Unless you’re playing golf on a simulator, you’re going to have to face the challenges that the weather presents. There are those rare days when the weather is pristine and all you have to worry about is hitting your number, but those are few and far between. There are many challenges that the weather can throw your way on the course, but the most common is wind.
Wind can turn even the simplest swings into shots you have to be crisp with in your execution. It can even affect putts, too. But just because the wind is yet another obstacle in this game of endless challenges doesn’t mean you need to fret. There are strategies you can employ to command your ball even on the windiest days.
All of our market picks are independently selected and curated by the editorial team. If you buy a linked product, GOLF.COM may earn a fee. Pricing may vary.
PGA Tour players typically play in favorable conditions, but even they find themselves hitting into the fan every once in a while. January’s Hawaii swing is a perfect example of this. The weather might be sunny and warm, but the winds of the Pacific make the conditions far from perfect.
Throughout last week at the Sentry Tournament of Champions, players had to contend with gusts up to 25 mph. Sunday’s conditions were an embodiment of that ethos as a steady breeze blew across the course, with gusts coming up in spurts. In fact, the wind played a pivotal role in a defining shot for champion Harris English’s run to the title.
Facing a 141-yard shot into a stiff breeze on the par-4 13th, English made the shot look easy as he stuffed his approach within two feet of the cup. But the shot was anything but simple with a strong wind in his face.
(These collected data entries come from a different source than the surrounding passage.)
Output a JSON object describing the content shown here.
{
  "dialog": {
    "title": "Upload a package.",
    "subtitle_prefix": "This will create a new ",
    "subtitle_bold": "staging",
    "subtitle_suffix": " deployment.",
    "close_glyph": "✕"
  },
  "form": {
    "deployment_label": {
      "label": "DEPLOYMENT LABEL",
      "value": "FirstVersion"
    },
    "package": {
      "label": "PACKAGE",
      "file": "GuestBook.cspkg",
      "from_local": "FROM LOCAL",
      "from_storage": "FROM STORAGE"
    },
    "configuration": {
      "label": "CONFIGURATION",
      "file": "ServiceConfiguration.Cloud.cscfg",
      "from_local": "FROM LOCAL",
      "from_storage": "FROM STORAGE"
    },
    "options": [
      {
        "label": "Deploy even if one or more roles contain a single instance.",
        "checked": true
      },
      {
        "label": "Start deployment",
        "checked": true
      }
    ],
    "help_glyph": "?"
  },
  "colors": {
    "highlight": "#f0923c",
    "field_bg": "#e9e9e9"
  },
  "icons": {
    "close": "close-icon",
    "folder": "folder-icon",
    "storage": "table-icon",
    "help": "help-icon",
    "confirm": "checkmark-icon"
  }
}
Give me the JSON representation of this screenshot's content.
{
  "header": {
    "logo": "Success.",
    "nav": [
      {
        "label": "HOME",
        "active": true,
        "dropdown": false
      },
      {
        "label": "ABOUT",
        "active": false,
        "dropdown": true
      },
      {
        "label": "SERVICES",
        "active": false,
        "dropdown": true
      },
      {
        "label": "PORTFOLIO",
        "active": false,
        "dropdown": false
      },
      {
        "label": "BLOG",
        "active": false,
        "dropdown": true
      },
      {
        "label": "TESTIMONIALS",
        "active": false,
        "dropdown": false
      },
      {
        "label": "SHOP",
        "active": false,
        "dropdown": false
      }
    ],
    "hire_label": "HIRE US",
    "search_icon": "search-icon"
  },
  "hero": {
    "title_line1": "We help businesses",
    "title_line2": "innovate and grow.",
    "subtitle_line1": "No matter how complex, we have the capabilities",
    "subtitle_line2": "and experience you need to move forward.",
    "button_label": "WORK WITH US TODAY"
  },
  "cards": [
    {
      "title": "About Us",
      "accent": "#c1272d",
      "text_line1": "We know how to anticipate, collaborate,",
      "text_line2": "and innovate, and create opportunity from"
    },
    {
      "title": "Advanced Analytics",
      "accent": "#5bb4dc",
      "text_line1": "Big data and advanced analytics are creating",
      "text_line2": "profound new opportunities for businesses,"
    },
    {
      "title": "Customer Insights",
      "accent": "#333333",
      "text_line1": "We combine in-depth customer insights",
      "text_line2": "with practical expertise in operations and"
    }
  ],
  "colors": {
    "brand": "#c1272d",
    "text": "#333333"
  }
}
The conventional wisdom in the wind is “when it’s breezy, swing easy,” and he did just that. Instead of swinging with all his might to power the ball through the wind, English instead clubbed up and took something off the shot.
“My full 8-iron goes about 170, so I was trying to hit it about 160 thinking the wind was going to hit it probably 15, 20 yards, and it did,” English said. “The wind was really whipping in our face and I think I had 141 yards, so I just hit a little easy 8-iron.”
Hitting into the wind is a scary proposition for amateurs, and most make it worse by trying to do too much with the shot. Logic says that we need to swing harder into the wind to make it go farther, but that will only hurt you. That added muster trying to power the ball through the breeze will result in added spin and, with it, less control of the shot.
Instead, be like English and club up with an easy swing. The ball will come out with less spin and be much easier to control. If you can control your ball in the wind, you’ll be a step ahead of all of your competitors.